On Monday, March 19, AT&T will take on the U.S. Justice Department in a high-profile antitrust trial over the company’s $85 billion merger with Time Warner.
Overseeing the case will be Judge Richard Leon, who watched over the approval of Comcast’s 2011 acquisition of NBCUniversal, a vertical merger similar to what AT&T and Time Warner are proposing.
The tie-up between AT&T and Time Warner would create a combined company with national satellite and wireless networks and a deep production capabilities along with a popular content slate including programming from HBO, CNN, TBS and TNT.
Judge Leon said that the trial may six to eight weeks. That’s significantly longer than previous estimates, which put the trial length at about two weeks and tacked on another two to three weeks for the Judge to render his decision.
Analysts recently have given AT&T slightly down odds of winning the court battle. MoffettNathanson analyst Michael Nathanson puts odds on AT&T winning the trial at about 50/50. In a research note, Wells Fargo said Paul Young of the firm’s risk arbitrage team said the market is pricing in a deal probability of 35% to 40%, or slightly worse odds than a coin flip.
In recent weeks, both AT&T’s and the DOJ’s court strategies have taken shape. In February, AT&T’s defense was dealt a blow when Judge Leon denied a request by AT&T to use President Donald Trump’s apparent bias against CNN as an argument during the trial. The judge declined to make the DOJ produce records showing possible communications between the White House and the Justice Department.
Late last week, AT&T spelled out its case in a pre-trial brief, arguing that the DOJ’s initial argument about AT&T and Time Warner threatening to withhold Turner content from rival pay-TV providers no longer holds water thanks to the government’s economic expert refuting the theory.
“Now, what remains of the government’s case, ‘like a Persian cat with its fur shaved, is alarmingly pale and thin,’” AT&T wrote in the filing.
AT&T said the DOJ’s case is now based on the theory that Turner will now be more likely to drive harder bargains with rival distributors.
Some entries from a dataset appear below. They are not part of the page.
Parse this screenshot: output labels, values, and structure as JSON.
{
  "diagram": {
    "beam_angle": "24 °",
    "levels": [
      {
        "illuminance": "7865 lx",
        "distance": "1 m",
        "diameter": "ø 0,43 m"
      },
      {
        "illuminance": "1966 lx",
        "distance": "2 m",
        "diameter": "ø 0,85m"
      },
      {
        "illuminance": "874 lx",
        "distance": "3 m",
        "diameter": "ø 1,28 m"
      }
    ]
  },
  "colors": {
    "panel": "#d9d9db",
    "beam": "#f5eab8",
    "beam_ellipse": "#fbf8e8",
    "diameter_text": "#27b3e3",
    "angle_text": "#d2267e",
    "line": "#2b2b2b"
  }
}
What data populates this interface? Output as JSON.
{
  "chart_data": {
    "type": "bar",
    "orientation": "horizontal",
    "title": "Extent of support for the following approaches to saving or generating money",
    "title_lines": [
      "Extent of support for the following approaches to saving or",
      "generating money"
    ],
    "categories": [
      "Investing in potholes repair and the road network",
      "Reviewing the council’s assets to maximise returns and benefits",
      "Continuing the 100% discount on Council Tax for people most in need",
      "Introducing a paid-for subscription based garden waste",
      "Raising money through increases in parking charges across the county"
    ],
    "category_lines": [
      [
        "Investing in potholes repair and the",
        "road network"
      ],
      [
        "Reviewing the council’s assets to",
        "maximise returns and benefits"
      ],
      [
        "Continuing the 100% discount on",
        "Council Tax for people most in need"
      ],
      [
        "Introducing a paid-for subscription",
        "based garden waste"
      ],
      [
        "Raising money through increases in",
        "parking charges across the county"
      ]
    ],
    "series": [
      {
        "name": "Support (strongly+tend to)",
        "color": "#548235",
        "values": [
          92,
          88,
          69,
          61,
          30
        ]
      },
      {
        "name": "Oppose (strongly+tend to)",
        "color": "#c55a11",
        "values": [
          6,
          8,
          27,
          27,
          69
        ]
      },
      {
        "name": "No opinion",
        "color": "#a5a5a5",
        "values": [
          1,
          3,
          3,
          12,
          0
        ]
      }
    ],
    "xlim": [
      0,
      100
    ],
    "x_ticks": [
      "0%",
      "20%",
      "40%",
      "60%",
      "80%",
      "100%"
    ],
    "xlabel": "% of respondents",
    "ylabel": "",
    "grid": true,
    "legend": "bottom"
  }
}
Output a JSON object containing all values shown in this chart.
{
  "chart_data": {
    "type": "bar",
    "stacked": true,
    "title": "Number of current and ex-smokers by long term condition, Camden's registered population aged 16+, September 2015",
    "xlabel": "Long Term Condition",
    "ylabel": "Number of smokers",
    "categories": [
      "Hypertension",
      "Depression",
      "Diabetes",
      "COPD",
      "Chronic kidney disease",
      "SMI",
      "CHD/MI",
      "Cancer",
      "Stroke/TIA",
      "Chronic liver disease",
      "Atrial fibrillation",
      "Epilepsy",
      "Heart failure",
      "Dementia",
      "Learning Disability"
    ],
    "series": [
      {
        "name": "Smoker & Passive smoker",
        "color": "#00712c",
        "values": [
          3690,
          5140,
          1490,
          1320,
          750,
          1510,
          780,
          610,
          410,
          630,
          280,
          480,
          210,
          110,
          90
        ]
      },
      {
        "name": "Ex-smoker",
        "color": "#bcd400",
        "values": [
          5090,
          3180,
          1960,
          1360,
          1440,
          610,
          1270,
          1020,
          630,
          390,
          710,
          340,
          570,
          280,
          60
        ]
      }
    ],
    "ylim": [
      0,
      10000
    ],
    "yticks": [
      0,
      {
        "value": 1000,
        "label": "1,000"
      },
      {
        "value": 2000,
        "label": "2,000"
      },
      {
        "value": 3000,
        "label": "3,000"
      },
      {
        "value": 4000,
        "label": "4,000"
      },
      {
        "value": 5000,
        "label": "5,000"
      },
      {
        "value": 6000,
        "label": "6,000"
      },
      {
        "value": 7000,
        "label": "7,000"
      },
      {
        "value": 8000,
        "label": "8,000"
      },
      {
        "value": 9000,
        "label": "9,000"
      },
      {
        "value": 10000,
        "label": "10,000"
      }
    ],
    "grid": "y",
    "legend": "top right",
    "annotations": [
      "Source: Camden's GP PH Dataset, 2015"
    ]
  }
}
The DOJ has argued that a combined AT&T and Time Warner would result in raising the total annual U.S. pay TV bill by $436 million.
"If TV program distributor AT&T acquires TV-program producer Time Warner, American consumers will end up paying hundreds of millions of dollars more than they do now to watch their favorite programs on TV," the DOJ wrote in a brief. "In short, the transaction violates Section 7 of the Clayton Act, because its effect 'may be substantially to lessen competition.' Prices for current services will go up and development of emerging competition will slow down.”
AT&T pointed toward calculations from University of California at Berkeley economics professor Carl Shapiro as a means of shooting down the DOJ’s allegations of price hikes.
“In his initial report, the government’s expert claimed, with startling and implausible precision, that the merger will cause consumer pay-TV prices to rise by a monthly total of 27 cents per subscriber, or less than 0.2% of a consumer’s average monthly bill,” AT&T wrote in its brief. “Just a few weeks later, after fiddling with some input dials, the expert managed to almost double that insubstantial result to a still-insubstantial 45-cent monthly increase, all of 0.4% per bill, which is where the government currently stakes its case.”